A l’approche des compétitions, il est probablement judicieux de travailler un peu plus à allure spécifique, ne serait-ce qu’en participant à des compétitions de préparation, ou bien en réalisant des repérages à allure « course ».

Programme d’entraînement polarisé (Exemple)

Les Intensités d’Entraînement

Le dosage de l’intensité d’une séance d’entraînement doit être effectué à partir de la fréquence cardiaque, de la puissance, et/ou des sensations. La détermination des intensités d’entraînement est idéalement faite à partir des résultats d’un test d’effort effectué en laboratoire médico-sportif.

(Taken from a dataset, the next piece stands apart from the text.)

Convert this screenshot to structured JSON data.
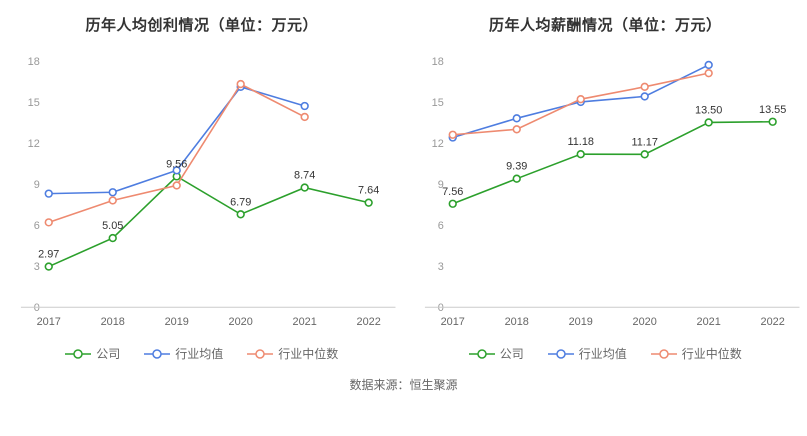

En l’absence de tels résultats, deux équations permettent d’évaluer approximativement la fréquence cardiaque maximale (FCM) :

  • Homme : FCM = 220 – âge en année
  • Femme : FCM = 226 – âge en année

L’expert vous répond

« J’adore faire des séances en groupe avec mes amis, à raison de 2-3 séances par semaine. Puis-je tout de même continuer à courir et rouler avec eux, tout en respectant la méthode polarisée ?»

Cela semble compliqué ! En effet, à moins de suivre le même programme, il est difficile de rouler ou courir à un rythme bien précis, lorsque l’on roule en groupe.
Je vous invite donc à aller courir ou rouler seul pour vos séances d’intervalles ou d’endurance de base. Vous pouvez néanmoins garder une ou deux séances par semaine avec vos amis, où l’allure sera libre (en fonction de la forme du jour, et du rythme du groupe). 

Références

Muñoz I, et al. Does Polarized Training Improve Performance in Recreational Runners?

Int J Sports Physiol Perform. 2013 May 22

Neal CM, et al. Six weeks of a polarized training-intensity distribution leads to greater physiological and performance adaptations than a threshold model in trained cyclists. J Appl Physiol. 2013 Feb 15;114(4):461-71.